I went through two weeks of apartment hunting not long ago, and although we ended up deciding to stay put, I feel like I broke a little bit of the vicious cycle in the renter-broker power struggle. The illustration above basically sums it up (mouse over to see the AFTER), but for the more detailed story…
I had two bad experiences and two good ones:
1. The one that cussed me out (kind of)
I had booked a number of viewings out in Brooklyn one Sunday — three in a row. After I had finished my first viewing, I received a call from a broker whose name wasn’t familiar to me, confirming an appointment I supposedly had with her that day. I did not remember her at all and asked her to refresh my memory as to what listing she represented, explaining that I emailed at least thirty people in two days to request viewings. After she told me, I remembered the listing and the original woman I spoke to, but this was someone else, an associate of hers she handed me off to. But I still didn’t remember her name or that we had an appointment that day. She mentioned something about it being really hard to get an appointment with this apartment building, basically asking me to make the time. I had to decline to meet with her as I had two other viewings lined up. I apologized, and because I felt bad, I said that if I had time afterwards and she was still and available, we could meet. To my surprise, this is what she said:
“I asked for special favors and pulled strings to get this appointment, and so when you double-booked, you screwed up my day. Okay, bye.”
It turns out that this was my fault, because 4 days later at work, I saw a post-it note, buried under piles of paper, and on it was my handwriting: the broker’s email address, 1:30pm sunday. But take note of these facts:
• I contacted about twenty brokers in two days (because over the years, I’ve learned that sometimes you just need to be tired enough from seeing all the bad apartments to recognize the good one when you see it)
• I had to find time between (overtime at) work and home to look at places, and spend the rest of my time at home going through more listings.
• It’s also been a common experience of mine that when a broker is available to meet, to make it a point to email me, as well as call me the day before to confirm our appointment.
• This broker rescheduled with me on a Thursday evening as I was rushing to get out of work, printed listings in hand, so I could make it to Brooklyn in time for my other appointments. Thursday to Sunday. She didn’t email or call the day before to confirm.
Maybe it’s still my fault in the end, but somehow I didn’t forget all the other appointments I made that Sunday. Added to that, every email I received from this broker/company was done through an anonymous padlister account that formatted it in a way that made it hard for me to take seriously.

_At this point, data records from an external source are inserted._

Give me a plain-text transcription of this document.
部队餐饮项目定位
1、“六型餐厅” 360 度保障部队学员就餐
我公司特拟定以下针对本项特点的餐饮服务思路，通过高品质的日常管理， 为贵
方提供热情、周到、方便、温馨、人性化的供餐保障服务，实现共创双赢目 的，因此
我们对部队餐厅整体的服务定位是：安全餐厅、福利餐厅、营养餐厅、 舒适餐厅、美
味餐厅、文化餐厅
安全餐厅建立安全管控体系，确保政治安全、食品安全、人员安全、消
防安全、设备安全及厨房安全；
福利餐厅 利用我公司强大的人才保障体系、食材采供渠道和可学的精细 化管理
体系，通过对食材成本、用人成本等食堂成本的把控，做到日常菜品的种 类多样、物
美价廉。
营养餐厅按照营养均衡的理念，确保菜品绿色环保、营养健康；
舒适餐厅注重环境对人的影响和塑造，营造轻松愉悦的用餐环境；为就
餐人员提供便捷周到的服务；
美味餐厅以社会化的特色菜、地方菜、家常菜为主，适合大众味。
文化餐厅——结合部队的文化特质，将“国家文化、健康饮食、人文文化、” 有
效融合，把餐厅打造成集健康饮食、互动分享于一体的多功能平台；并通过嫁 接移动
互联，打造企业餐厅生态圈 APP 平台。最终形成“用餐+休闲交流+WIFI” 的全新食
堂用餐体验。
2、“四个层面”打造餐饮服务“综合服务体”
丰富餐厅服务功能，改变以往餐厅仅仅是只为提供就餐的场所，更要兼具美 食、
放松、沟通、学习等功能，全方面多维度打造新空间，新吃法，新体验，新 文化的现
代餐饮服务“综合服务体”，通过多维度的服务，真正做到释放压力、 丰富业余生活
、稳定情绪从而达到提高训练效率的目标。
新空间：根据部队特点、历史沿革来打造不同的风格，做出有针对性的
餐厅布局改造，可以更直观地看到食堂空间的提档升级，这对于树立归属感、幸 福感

2. The one that got sassy on me
Again, was this my fault for misunderstanding or his for asking me to meet with him to sign something before I even saw the apartment, or before even telling me what the exact address! It was really starting to get to me, how a number of brokers didn’t understand that I need to see a link/photos/exact location of the place before taking the time out to view it. But they seem to be on another plane because a number of the ones I emailed wanted us to meet up and discuss what I was looking for so they could show me listings in their portfolio. I have done this two times before and it has never gone well. Both times left me exhausted and feeling like they wasted my day and I wasted theirs.
3. The sympathetic one
Each time I email a broker, I can’t help but express my frustrations about the entire process — that it’s not working for anyone — in the hopes that I’ll find that one broker who feels the same way. And together, we can change the (apartment hunting) world! I haven’t gotten that far yet, but for now, I just wanted to know that there was hope. That there are good brokers, sympathetic to our needs. And that I could find them.
4. The appreciative one
This last broker was unlike all the others in that she could anticipate what it was we didn’t like about a place. She showed us one in the East village, and very casually said, “C’mon guys, tell me what you think so I know what I’m looking for.” To which I replied: “We’d like something that’s more…” “Open,” she finished, and nodded knowingly. She asked us questions that made sense such as neighborhoods we were looking at in order of priority, etc. She wasn’t pushy at all, and asked that if we hadn’t found an apartment yet that weekend, when our next free day was. She also very honestly requested that if we did find a place to let her know. She was obviously very busy and worked very hard, but was still very personable. What made me trust her was that she was honest about what she thought about the place she was showing us. Some brokers just have a poker face, and act as if everything’s fine when the places sucks, and there is a dead cockroach in the tub.